Vector: pSF-T7-T7 Term

Product Code: OG177

Quantity Provided: 5µg

Size (bp): 3448

Bacterial Antibiotic Selection: Kanamycin

Origin and Compatibility: pUC high copy, derived from pBR322   

Copy Number: 500-700 copies per cell

Promoter: Cytomegalovirus (CMV) immediate early promoter

Purpose: This vector allows transcription of un-polyadenylated and un-capped RNA using the T7 bacteriophage polymerase. Some in vitro transcription kits will enable the production poly-adenylated and capped RNA using this vector, however, this will depend on the kit used. This vector contains the T7 terminator only, whereas most of our vectors contain mammalian, T7 and bacterial termination signals together. This plasmid is normally only used if the presence of the mammalian and bacterial terminators is undesirable.  

This vector can also be digested at a restriction site that is 3’ to the end of your gene to allow run-off of the polymerase, rather than exploiting the hairpin T7 terminator. If you are expressing your gene in a Vaccinia virus-free mammalian T7 system it will require an IRES upstream of your gene because of the absence of a 5’ cap on the RNA produced, please see OG85 – pSF-T7-EMCV if this is required.    

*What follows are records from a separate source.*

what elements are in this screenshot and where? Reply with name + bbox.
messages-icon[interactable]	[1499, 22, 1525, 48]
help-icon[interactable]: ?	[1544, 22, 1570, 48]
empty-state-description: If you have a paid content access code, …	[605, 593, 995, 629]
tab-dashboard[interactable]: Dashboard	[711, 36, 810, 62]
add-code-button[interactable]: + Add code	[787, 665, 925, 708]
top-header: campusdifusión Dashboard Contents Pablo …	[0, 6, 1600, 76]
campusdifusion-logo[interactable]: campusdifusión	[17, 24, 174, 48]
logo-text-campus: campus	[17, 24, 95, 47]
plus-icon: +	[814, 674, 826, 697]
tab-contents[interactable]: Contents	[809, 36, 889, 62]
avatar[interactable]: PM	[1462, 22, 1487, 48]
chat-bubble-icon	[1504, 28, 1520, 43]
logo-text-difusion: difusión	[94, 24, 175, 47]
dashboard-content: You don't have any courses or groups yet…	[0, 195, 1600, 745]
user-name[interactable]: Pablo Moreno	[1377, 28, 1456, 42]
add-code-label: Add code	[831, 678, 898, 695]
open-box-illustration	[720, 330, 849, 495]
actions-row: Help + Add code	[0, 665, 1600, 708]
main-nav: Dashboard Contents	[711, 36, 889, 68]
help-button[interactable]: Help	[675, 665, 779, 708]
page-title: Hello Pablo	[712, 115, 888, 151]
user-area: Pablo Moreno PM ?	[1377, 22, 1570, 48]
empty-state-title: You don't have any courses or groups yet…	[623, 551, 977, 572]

Transcription Termination: This plasmid contains only the T7 terminator after the multiple cloning site. The mammalian and bacterial terminators have been deleted. 

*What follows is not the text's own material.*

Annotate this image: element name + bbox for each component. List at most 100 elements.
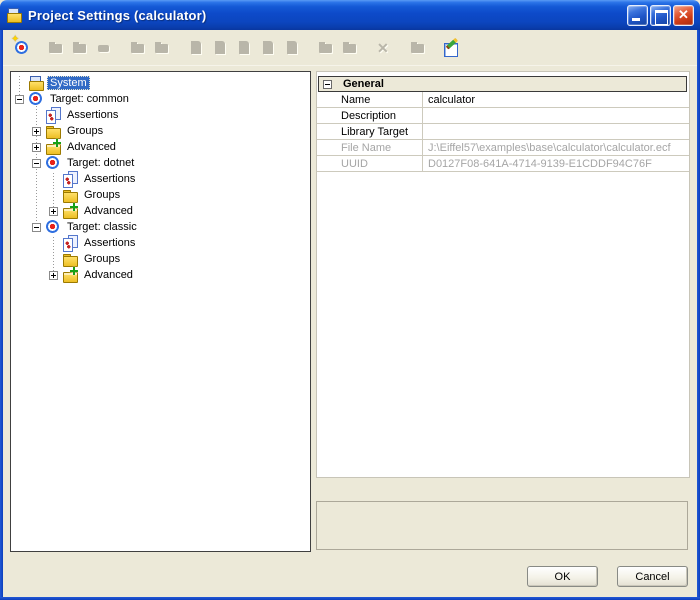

Inserting a Gene: Each restriction site in this vector has a purpose and allows the insertion of specific pre-designed DNA sequences. To insert a gene, we recommend using any sites between (and including) the HindIII and XbaI sites. By doing this you will be able to insert most of our other products upstream, or downstream, of your gene. Click here to read more about the purpose of each restriction site.

Intellectual Property Status: According to our IP-friendly policy, this plasmid is sold free of reach-through rights on any derivatives you may create.

Quality Sequencing Analysis: This vector has been fully sequenced using primers F1-F10. The sequences and details of these primers are available through our website.

Genetic Modifications to standard parts:

  • KanR cassette – This KanR resistance region is not a wild type sequence, it has been modified to remove all restriction sites that conflict with the SnapFast system and to retain a high level of antibiotic resistance. It has been validated in E.coli.

Restriction site notes:

  • Bgl2, KpnI, SwaI and PmeI each cut the vector at two sites positioned to flank the promoter, start codon, origin, and KanR, respectively.
  • BsgI and BseRI recognise non-palindromic DNA sequences and cleave upstream of their recognition sites, within the stop codon that is found inside the XbaI restriction site.